The best way to set up your budget is to work out your net annual or monthly income, after deductions such as income tax and any other items deducted from your salary before you receive it. Then list your non-discretionary expenses such as rent or mortgage repayments, basic food costs, utilities, health care, reasonable clothing requirements and any necessary transport or vehicle running costs. Deduct the sum of the non-discretionary expenses from your net income. If you are fortunate this discretionary income margin will be a positive number, which now allows you to list some discretionary expenses, such as phone and internet costs, entertainment, eating out, fashionable clothing, a vacation, and new appliances or electronics. Going into debt to buy such items is not the same thing as having discretionary income. Mortgage lenders may be very interested in the amount of your discretionary income when assessing your viability for a loan.

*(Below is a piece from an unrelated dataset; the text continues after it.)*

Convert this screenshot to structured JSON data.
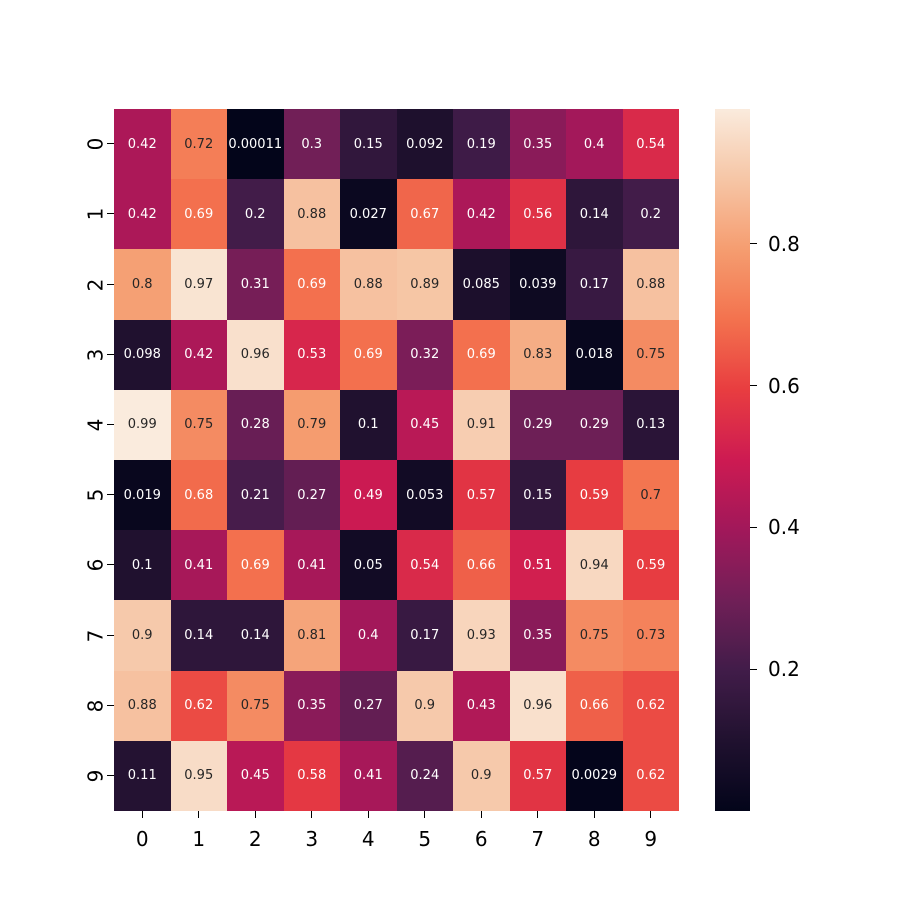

Everyone’s list of discretionary expenses will be different, but the aim is still to have at least a balanced budget, and preferably a slight surplus to add to your rainy day savings. Deduct the total of your discretionary expenses from the discretionary income margin that was left after non-discretionary expenses were subtracted from your income. If the number is negative you will need to trim some of your discretionary expenses until your budget balances. Having to reduce discretionary expenses, whilst disagreeable, is not as painful as being unable to meet non-discretionary expenses. Making sure that you understand the difference is an important part of being in control of your finances.